Malgré l’incongruité de ce lieu c’est le propriétaire qui attire l’attention. Nassim en avait été particulièrement marqué. Dès qu’il était dans la pièce, il devait fournir un effort pour parvenir à regarder ailleurs que ce monsieur. Quand il avait parlé pour la première fois, le lieutenant avait eu des frissons. Pourtant personne d’autre que lui ne semble éprouver cette gêne singulière c’est pourquoi après avoir récolté un maximum d’informations mais sans avoir eu le courage d’affronter l’homme, Nassim était ressorti et attendait devant la ruelle.
La Saab jaune de Caïn arrive presque en même temps que la voiture transportant Lucie Delambre et Aimé Legrand. Le capitaine les ignora pour se diriger directement vers son lieutenant.
- Et bien alors Borel qu’est-ce qui vous arrive? Vous êtes tout pâle.
- Rien tout va bien. Je n’ai peut-être pas assez dormi.
- Il faut se reposer c’est important, lieutenant. Je veux que vous soyez en pleine forme, déclare Delambre.
- Tiens bonjour mon commandant, fait Caïn d’un ton mielleux.
- Bonjour capitaine, dit Legrand.
Caïn ne semble même pas entende la salutation et prend derechef la direction de la scène de crime, dans le sillage de Delambre. En les voyant ainsi s’éloigner Borel est tenté de les rappeler pour leur dire de se méfier mais ils auraient alors demandé « de quoi » et le lieutenant aurait été bien en peine de fournir une réponse convenable. S’il ne pouvait pas les mettre en garde au moins les suivrait-il à la trace, il leur emboîte le pas avant même que Legrand est pu se remettre de la transparence totale dont il a fait preuve.

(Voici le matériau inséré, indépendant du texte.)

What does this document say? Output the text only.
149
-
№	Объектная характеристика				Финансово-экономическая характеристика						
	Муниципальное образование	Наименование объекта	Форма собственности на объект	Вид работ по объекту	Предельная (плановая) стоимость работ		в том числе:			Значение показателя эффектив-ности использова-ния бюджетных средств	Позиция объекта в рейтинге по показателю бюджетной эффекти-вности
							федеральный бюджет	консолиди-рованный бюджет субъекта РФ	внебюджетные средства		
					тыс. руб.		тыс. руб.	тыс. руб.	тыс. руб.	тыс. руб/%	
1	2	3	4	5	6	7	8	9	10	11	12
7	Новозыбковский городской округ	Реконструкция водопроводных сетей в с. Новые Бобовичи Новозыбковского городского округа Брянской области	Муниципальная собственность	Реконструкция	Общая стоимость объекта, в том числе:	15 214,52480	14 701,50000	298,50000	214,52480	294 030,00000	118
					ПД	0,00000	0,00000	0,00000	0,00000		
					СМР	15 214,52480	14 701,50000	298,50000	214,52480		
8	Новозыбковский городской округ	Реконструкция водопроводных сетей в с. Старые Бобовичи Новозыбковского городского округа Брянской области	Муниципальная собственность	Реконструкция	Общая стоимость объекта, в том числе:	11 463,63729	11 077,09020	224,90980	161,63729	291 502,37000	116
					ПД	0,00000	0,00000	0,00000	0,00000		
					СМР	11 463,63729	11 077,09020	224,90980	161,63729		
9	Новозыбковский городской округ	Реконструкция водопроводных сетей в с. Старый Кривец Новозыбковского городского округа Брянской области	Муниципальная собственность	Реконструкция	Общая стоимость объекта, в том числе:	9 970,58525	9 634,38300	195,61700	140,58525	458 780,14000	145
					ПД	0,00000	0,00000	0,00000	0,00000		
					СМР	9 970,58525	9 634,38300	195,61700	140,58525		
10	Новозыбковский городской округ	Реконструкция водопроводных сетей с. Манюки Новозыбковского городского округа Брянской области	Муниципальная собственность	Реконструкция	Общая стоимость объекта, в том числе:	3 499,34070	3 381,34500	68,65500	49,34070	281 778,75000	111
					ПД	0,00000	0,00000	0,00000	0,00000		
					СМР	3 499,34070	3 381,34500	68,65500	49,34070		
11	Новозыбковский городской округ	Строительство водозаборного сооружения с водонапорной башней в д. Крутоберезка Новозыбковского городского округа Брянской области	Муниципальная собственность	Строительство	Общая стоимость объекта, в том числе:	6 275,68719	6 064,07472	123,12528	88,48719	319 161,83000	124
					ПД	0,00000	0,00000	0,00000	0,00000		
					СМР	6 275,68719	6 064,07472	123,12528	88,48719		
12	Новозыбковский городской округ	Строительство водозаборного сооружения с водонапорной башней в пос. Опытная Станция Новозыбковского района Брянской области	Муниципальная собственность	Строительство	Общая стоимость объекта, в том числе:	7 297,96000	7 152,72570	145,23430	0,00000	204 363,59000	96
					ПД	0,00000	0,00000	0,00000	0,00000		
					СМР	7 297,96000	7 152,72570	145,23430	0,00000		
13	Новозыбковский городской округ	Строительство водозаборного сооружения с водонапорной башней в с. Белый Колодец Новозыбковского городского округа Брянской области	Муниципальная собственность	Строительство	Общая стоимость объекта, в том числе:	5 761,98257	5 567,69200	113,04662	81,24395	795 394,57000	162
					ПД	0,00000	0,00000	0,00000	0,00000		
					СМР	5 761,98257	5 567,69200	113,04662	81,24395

Une fois à l’intérieur avec Caïn et Delambre, son malaise ne fait qu’augmenter. Il ne quitte pas l’homme des yeux qui lui-même détaille avec insistance la commandante et le capitaine. Cela ne lui donne qu’une seule envie : se dresser physiquement entre eux. Mais à peine pense-il cela qu’il se voit bras en croix au milieu de la pièce. Tout ça pour se faire rappeler à l’ordre par Delambre. Ridicule.
- Oh Borel vous m’écoutez ?
- Oui, non, excusez-moi capitaine j’avais la tête ailleurs, répond-il surpris.
- Vous nous le faites ce topo ?, demande plus gentiment Delambre.
Borel se reconcentre pour leur expliquer les débuts de l’enquête. Ce magasin double est bien connu quand le quartier. Officiellement le magasin ouvre à 7 heure et ferme à 18 heure mais dans les faits il y avait quelqu’un à la boutique presque constamment puisque le gérant a son appartement juste au dessus. Ce matin il n’est descendu à la boutique qu’aux environs de 7 heure. C’est à ce moment qu’il a trouvé le corps. La victime s’appelait Toussaint Malecco, il avait 26 ans.
- Et c’était mon neveu, conclut l’homme de la boutique.
- Vous êtes ?, interroge Caïn.
- Aimé Malecco. Cette boutique est à moi.
Quand ce Malecco serre la main du capitaine, Borel a un spasme dans tout le bras. Il essaye de le cacher mais Stunia lui adresse un regard questionnant qu’il évite. Delambre parait gênée, c’est plus sûrement dû au prénom de leur témoin qu’au même sentiment d’alerte qui traverse Borel. Caïn lui sourit avec ce mélange de malice et de détermination qui le caractérise si bien.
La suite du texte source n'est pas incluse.